The first thing that can be said is that the set and costume design at Hale was fabulous. Costume designer Barbara Harvey Abbott utilized color and flare in ways that would not be expected in a show where most of the cast are dressed in nun habits. She also took advantage to utilize the 1970s era that the action of the play is set in (different from that of the movie) in order to have some fun with the characters who were not part of the convent. Set designer Kacey Udy added to the ambiance by creating a colorful, visually delightful set. I enjoyed how the lighting, by Adam Flitton, also corresponded with the set, using disco balls of the era, as well as colors and angles to give the stage not only a good appearance, but to also expand upon the small size of the stage for the benefit of the players. The double turntable use of the set was also a great way to keep all of the audience engaged, a difficulty in a theatre in the round design.
As for the show itself, the talent of the actors was key in helping make this show an enjoyable experience. The actual story and script was slow for the first half of the first act, which had me concerned in the beginning. However, Raven Flowers, who expertly plays the main character Deloris Van Cartier, was able to save the slow moments with her strong voice, and charismatic command of the stage. When the production finally got to the part of the choir singing, the pace began to really pick up thanks to Flowers and a myriad of other characters. Of note was the novice Mary Robert, played by Kelly Coombs, and Mary Patrick, played by Zoe Wilde. Coombs portrayed the innocence of her character so well, and had a moving number, “The Life I Never Lead,” that surprised me in its deep meaning and execution. Wilde, on the other hand, was full of such fun and life that it made me want to see her on stage more.

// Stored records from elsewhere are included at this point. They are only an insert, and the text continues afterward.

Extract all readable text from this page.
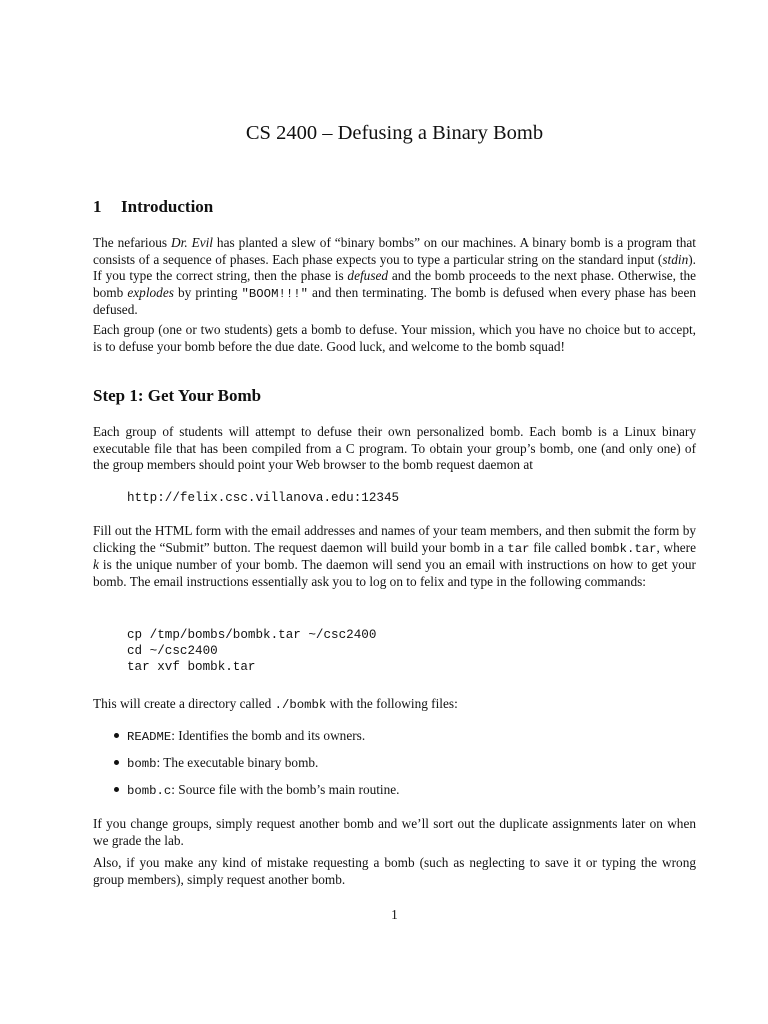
CS 2400 – Defusing a Binary Bomb
1 Introduction

The nefarious Dr. Evil has planted a slew of “binary bombs” on our machines. A binary bomb is a program that consists of a sequence of phases. Each phase expects you to type a particular string on the standard input (stdin). If you type the correct string, then the phase is defused and the bomb proceeds to the next phase. Otherwise, the bomb explodes by printing "BOOM!!!" and then terminating. The bomb is defused when every phase has been defused.

Each group (one or two students) gets a bomb to defuse. Your mission, which you have no choice but to accept, is to defuse your bomb before the due date. Good luck, and welcome to the bomb squad!

Step 1: Get Your Bomb

Each group of students will attempt to defuse their own personalized bomb. Each bomb is a Linux binary executable file that has been compiled from a C program. To obtain your group’s bomb, one (and only one) of the group members should point your Web browser to the bomb request daemon at

http://felix.csc.villanova.edu:12345

Fill out the HTML form with the email addresses and names of your team members, and then submit the form by clicking the “Submit” button. The request daemon will build your bomb in a tar file called bombk.tar, where k is the unique number of your bomb. The daemon will send you an email with instructions on how to get your bomb. The email instructions essentially ask you to log on to felix and type in the following commands:

cp /tmp/bombs/bombk.tar ~/csc2400
cd ~/csc2400
tar xvf bombk.tar

This will create a directory called ./bombk with the following files:

README: Identifies the bomb and its owners.
bomb: The executable binary bomb.
bomb.c: Source file with the bomb’s main routine.

If you change groups, simply request another bomb and we’ll sort out the duplicate assignments later on when we grade the lab.

Also, if you make any kind of mistake requesting a bomb (such as neglecting to save it or typing the wrong group members), simply request another bomb.

1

Each time the nuns began to sing and dance, it was quite apparent that the cast was having a great time being in this show. The final two numbers in the first act, “Raise Your Voice” and “Take Me to Heaven,” are exactly the type of numbers people come to a theatrical production to see. I was impressed with the choreography of Dave Tinney, and how aware he was of the space he was using, and making sure the audience could enjoy the numbers from every angle. Tinney also served as the director of the show, and it worked to his advantage to ensure that the action was varied in the setting.

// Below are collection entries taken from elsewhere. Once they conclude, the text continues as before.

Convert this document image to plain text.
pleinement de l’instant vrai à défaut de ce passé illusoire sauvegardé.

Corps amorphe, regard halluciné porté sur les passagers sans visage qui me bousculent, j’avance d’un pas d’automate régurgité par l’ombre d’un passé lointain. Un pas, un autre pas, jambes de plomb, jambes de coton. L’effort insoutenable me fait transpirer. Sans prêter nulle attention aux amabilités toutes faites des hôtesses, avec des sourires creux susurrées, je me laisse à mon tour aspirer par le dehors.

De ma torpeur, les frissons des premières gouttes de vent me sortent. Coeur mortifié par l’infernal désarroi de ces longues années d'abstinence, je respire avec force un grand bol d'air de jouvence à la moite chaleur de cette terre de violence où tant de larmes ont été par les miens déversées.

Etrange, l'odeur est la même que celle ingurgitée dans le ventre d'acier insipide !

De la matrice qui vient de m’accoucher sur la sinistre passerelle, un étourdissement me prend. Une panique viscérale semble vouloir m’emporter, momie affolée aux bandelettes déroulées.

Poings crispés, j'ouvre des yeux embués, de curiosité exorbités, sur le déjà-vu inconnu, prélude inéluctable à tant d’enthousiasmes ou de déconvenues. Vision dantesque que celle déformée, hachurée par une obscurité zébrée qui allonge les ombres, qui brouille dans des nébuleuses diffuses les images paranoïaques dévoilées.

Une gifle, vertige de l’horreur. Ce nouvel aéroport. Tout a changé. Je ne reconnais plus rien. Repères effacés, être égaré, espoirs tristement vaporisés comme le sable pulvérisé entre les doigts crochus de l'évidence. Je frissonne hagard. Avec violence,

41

The side characters, Bad guy Curtis, played by Brannon Killgo and his minions, TJ (Adam Garner), Joey (Bryan Dayley), and Pablo (Matthew Richards), were amusing. However they lacked the energy that the nuns kept constant, therefore leaving me wishing their numbers would be shortened so I could get back to the performances with higher energy.
Love interest and good guy Eddie, played by Keith McKay Evans, was a wonderful addition to the show. He was able to play the typical nice guy that usually finishes last with great precision, leaving the audience really hoping that things will finally turn his way. Because of this, when he sings to Deloris the song “Fabulous, Baby,” you can feel the entire audience hoping Deloris can see what a great guy he is.

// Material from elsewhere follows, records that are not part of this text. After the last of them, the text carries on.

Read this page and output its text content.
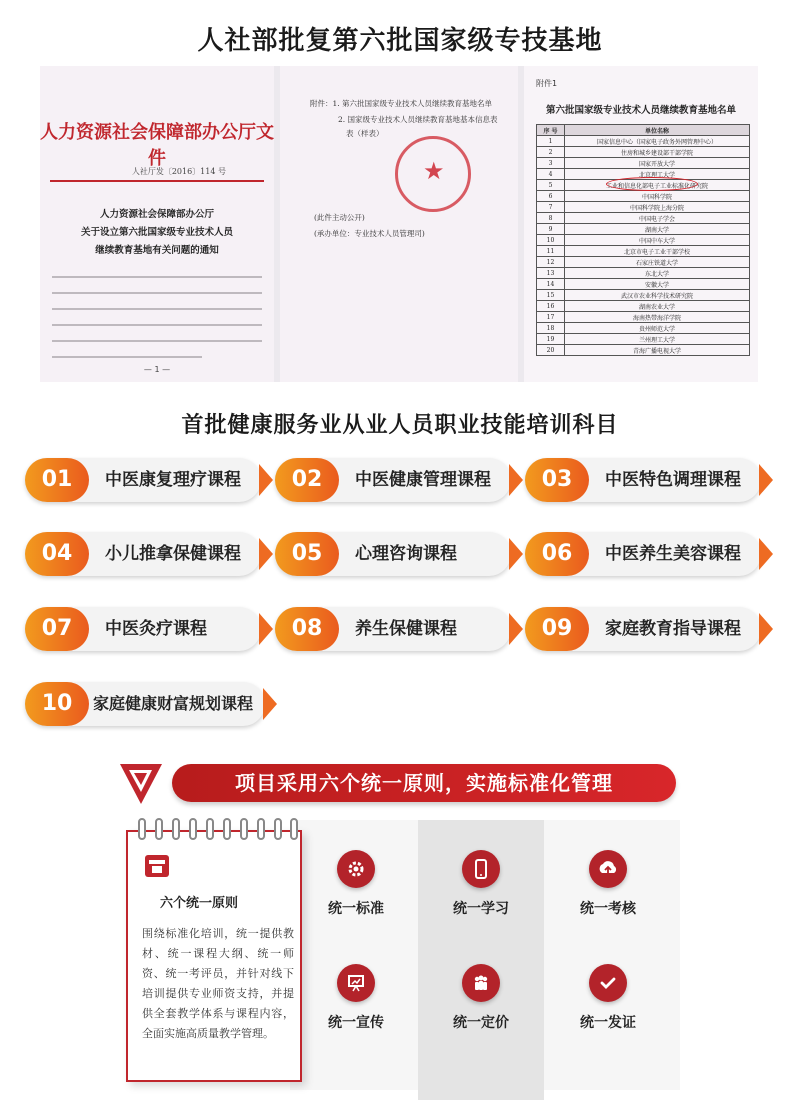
人社部批复第六批国家级专技基地
人力资源社会保障部办公厅文件
人社厅发〔2016〕114 号
人力资源社会保障部办公厅
关于设立第六批国家级专业技术人员
继续教育基地有关问题的通知
— 1 —
附件：1. 第六批国家级专业技术人员继续教育基地名单
2. 国家级专业技术人员继续教育基地基本信息表
表（样表）
★
(此件主动公开)
(承办单位：专业技术人员管理司)
附件1
第六批国家级专业技术人员继续教育基地名单
序 号	单位名称
1	国家信息中心（国家电子政务外网管理中心）
2	住房和城乡建设部干部学院
3	国家开放大学
4	北京理工大学
5	工业和信息化部电子工业标准化研究院
6	中国科学院
7	中国科学院上海分院
8	中国电子学会
9	湖南大学
10	中国中车大学
11	北京市电子工业干部学校
12	石家庄铁道大学
13	东北大学
14	安徽大学
15	武汉市农业科学技术研究院
16	湖南农业大学
17	海南热带海洋学院
18	贵州师范大学
19	兰州理工大学
20	青海广播电视大学
首批健康服务业从业人员职业技能培训科目
01	中医康复理疗课程	02	中医健康管理课程	03	中医特色调理课程
04	小儿推拿保健课程	05	心理咨询课程	06	中医养生美容课程
07	中医灸疗课程	08	养生保健课程	09	家庭教育指导课程
10	家庭健康财富规划课程
项目采用六个统一原则，实施标准化管理
六个统一原则
围绕标准化培训，统一提供教材、统一课程大纲、统一师资、统一考评员，并针对线下培训提供专业师资支持，并提供全套教学体系与课程内容，全面实施高质量教学管理。
统一标准	统一学习	统一考核
统一宣传	统一定价	统一发证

This production was a fun time, and shows often seem better when you can tell that the cast is having an excellent time bringing it all together. It pays enough attention and care to the spirit of the movie that fans will be pleased. However with the wonderful music by Menken and Slater, it also takes on a life of its own outside the original film, making it an entertaining event even for those who are not aware of the original Sister Act.